| Ebû
  Mûsel-Eş'arî, Müslüman olmasını, Buhârî ve Müslim'in ittifakla bildirdiği
  hadîs-i şerîfte şöyle anlatmaktadır:
 Biz Yemen'de iken Peygamber efendimizin ortaya çıkışı haberi bize ulaştı.
  Ben, iki ağabeyim, Ebû Bürde ve Ebû Rûhem ve Eş'arî kabîlesinden 52 kişi bir
  gemiye bindik ve Resûlullahı görmek için yola çıktık. Ancak gemimiz hava
  muhâlefeti sebebiyle bizi Habeşistan'a çıkardı.
 
 Burada
  oturmamazı emretti
 
 Habeşistan'da Ca'fer bin Ebû Tâlib ile buluştuk ve Müslüman olduk. Hz. Ca'fer
  dedi ki:
 
 - Resûlullah efendimiz bizi, buraya gönderdi. Burada bir müddet oturmamızı
  emretti. Siz de bizimle burada bir müddet oturunuz!
 
 Bunun üzerine, biz de orada oturduk. Daha sonra Resûlullahın müsâadesiyle
  Habeşistan hükümdarı Necâşî bizi iki gemiye bindirip Medîne'ye gönderdi.
 
 Biz Medîne'ye geldiğimizde, Resûlullah efendimiz Hayber fethinde bulunuyordu.

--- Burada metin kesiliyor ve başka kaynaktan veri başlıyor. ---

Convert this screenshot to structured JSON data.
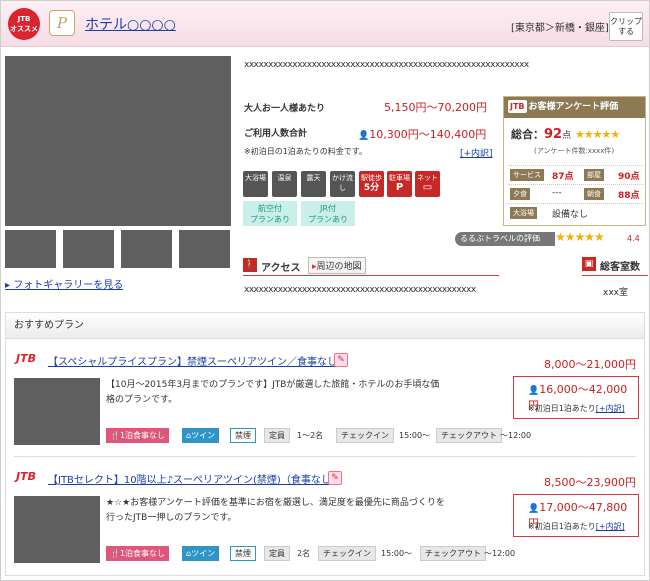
{
  "header": {
    "badge_line1": "JTB",
    "badge_line2": "オススメ",
    "logo_glyph": "P",
    "hotel_name": "ホテル○○○○",
    "area": "[東京都＞新橋・銀座]",
    "clip_line1": "クリップ",
    "clip_line2": "する"
  },
  "gallery": {
    "link": "フォトギャラリーを見る"
  },
  "description": "xxxxxxxxxxxxxxxxxxxxxxxxxxxxxxxxxxxxxxxxxxxxxxxxxxxxxxxxxxx",
  "prices": {
    "per_adult_label": "大人お一人様あたり",
    "per_adult_value": "5,150円〜70,200円",
    "total_label": "ご利用人数合計",
    "total_value": "10,300円〜140,400円",
    "note": "※初泊日の1泊あたりの料金です。",
    "breakdown_link": "[+内訳]"
  },
  "facilities": [
    {
      "line1": "大浴場",
      "line2": ""
    },
    {
      "line1": "温泉",
      "line2": ""
    },
    {
      "line1": "露天",
      "line2": ""
    },
    {
      "line1": "かけ流し",
      "line2": ""
    },
    {
      "line1": "駅徒歩",
      "line2": "5分"
    },
    {
      "line1": "駐車場",
      "line2": "P"
    },
    {
      "line1": "ネット",
      "line2": "▭"
    }
  ],
  "plan_tags": [
    {
      "line1": "航空付",
      "line2": "プランあり"
    },
    {
      "line1": "JR付",
      "line2": "プランあり"
    }
  ],
  "survey": {
    "logo": "JTB",
    "title": "お客様アンケート評価",
    "overall_label": "総合：",
    "overall_value": "92",
    "overall_unit": "点",
    "stars": "★★★★★",
    "count": "(アンケート件数:xxxx件)",
    "rows": [
      {
        "a_label": "サービス",
        "a_value": "87点",
        "b_label": "部屋",
        "b_value": "90点"
      },
      {
        "a_label": "夕食",
        "a_value": "---",
        "b_label": "朝食",
        "b_value": "88点"
      },
      {
        "a_label": "大浴場",
        "a_value": "設備なし",
        "b_label": "",
        "b_value": ""
      }
    ]
  },
  "rurubu": {
    "label": "るるぶトラベルの評価",
    "stars": "★★★★★",
    "score": "4.4"
  },
  "access": {
    "label": "アクセス",
    "map_button": "周辺の地図",
    "text": "xxxxxxxxxxxxxxxxxxxxxxxxxxxxxxxxxxxxxxxxxxxxxxxx"
  },
  "rooms": {
    "label": "総客室数",
    "value": "xxx室"
  },
  "recommended": {
    "title": "おすすめプラン",
    "plans": [
      {
        "brand": "JTB",
        "title": "【スペシャルプライスプラン】禁煙スーペリアツイン／食事なし",
        "range": "8,000〜21,000円",
        "desc_line1": "【10月〜2015年3月までのプランです】JTBが厳選した旅館・ホテルのお手頃な価",
        "desc_line2": "格のプランです。",
        "price": "16,000〜42,000円",
        "price_note": "※初泊日1泊あたり",
        "breakdown": "[+内訳]",
        "meal": "1泊食事なし",
        "room": "ツイン",
        "smoke": "禁煙",
        "capacity_label": "定員",
        "capacity": "1〜2名",
        "checkin_label": "チェックイン",
        "checkin": "15:00〜",
        "checkout_label": "チェックアウト",
        "checkout": "〜12:00"
      },
      {
        "brand": "JTB",
        "title": "【JTBセレクト】10階以上♪スーペリアツイン(禁煙)（食事なし）",
        "range": "8,500〜23,900円",
        "desc_line1": "★☆★お客様アンケート評価を基準にお宿を厳選し、満足度を最優先に商品づくりを",
        "desc_line2": "行ったJTB一押しのプランです。",
        "price": "17,000〜47,800円",
        "price_note": "※初泊日1泊あたり",
        "breakdown": "[+内訳]",
        "meal": "1泊食事なし",
        "room": "ツイン",
        "smoke": "禁煙",
        "capacity_label": "定員",
        "capacity": "2名",
        "checkin_label": "チェックイン",
        "checkin": "15:00〜",
        "checkout_label": "チェックアウト",
        "checkout": "〜12:00"
      }
    ]
  }
}
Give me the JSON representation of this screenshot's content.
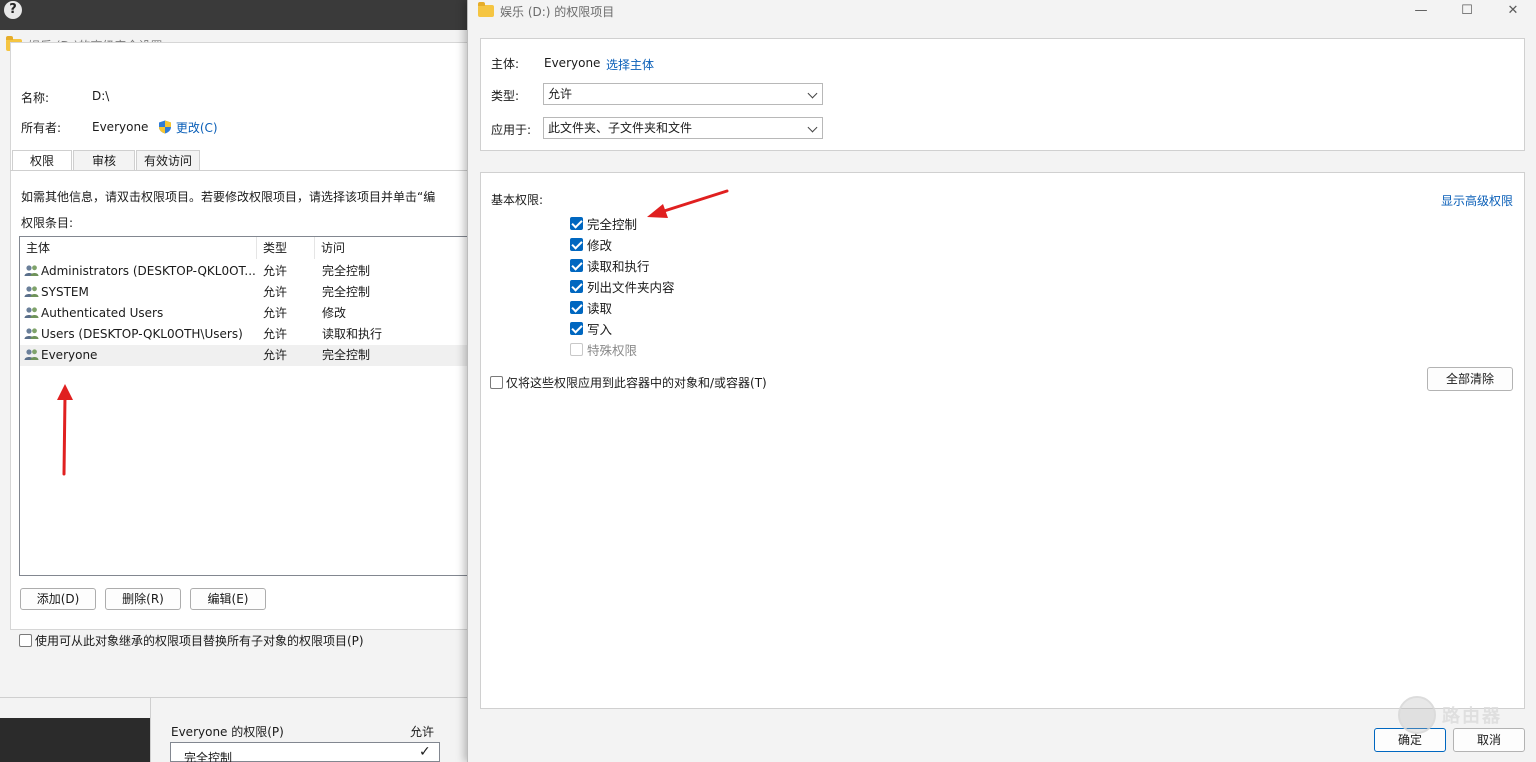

  Bu savaşta yanında bulunmayanlara hisse vermediği hâlde bize ganimetten hisse
  verdi.
 
 Eş'arîler, Medîne'ye gelmekte oldukları sırada Resûlullah efendimiz Eshâbına
  buyurmuştu ki:
 
 - Yanınıza öyle bir kavim gelecektir ki onlar, İslâmiyet için, sizden
  daha yufka yüreklidirler.
 
 Bunların arasında Ebû Mûsel-Eş'arî de vardı.
 
 Eş'arîler Medîne'ye yaklaştıkları zaman; "Yarın, sevgililere,
  Resûlullahla Eshâbına kavuşacağız" diye şiirler söylüyorlardı. Medîne'ye
  gelince Peygamber efendimizle müsâfaha yaptılar. Müslümanlar arasında ilk
  defa müsâfahayı yapanlar onlardı.
 
 Resûlullah efendimiz Eş'arîleri Medîne'de Batham Meydanlığına yerleştirdi ve
  onlara buyurdu ki:
 
 - Sizin hicretiniz iki defadır. Biri Necâşî'nin ülkesine, ikincisi de
  yurduma yapılan hicrettir.
 
 Gece geç vakte
  kadar ibâdet ederdi
 
 Eş'arîler yatsıdan sonra geç vakitlere kadar ibâdet ederler, gündüz fırsat
  buldukça Peygamber efendimizin yanına giderler ve O'nun mübârek kalbinden
  fışkıran feyzlere kavuşurlardı. Resûlullah efendimiz de onların yanına
  gelirdi.
 
 Resûlullah efendimiz Eş'arîlere namaz kıldırdıktan sonra, onlara;
 
 - Allahın size olan ni'metlerindendir ki, insanlardan bu saatte, bu
  namazı sizden başka kılan kimse yoktur! buyurarak onları takdir ve
  teşvik ederdi.
 
 Resûlullah efendimiz mübârek hanımlarından Hz. Âişe-i Sıddîka ile bir gece
  bir yere gidiyorlardı. Ebû Mûsel-Eş'arî'nin evinin hizâsına gelince durdular.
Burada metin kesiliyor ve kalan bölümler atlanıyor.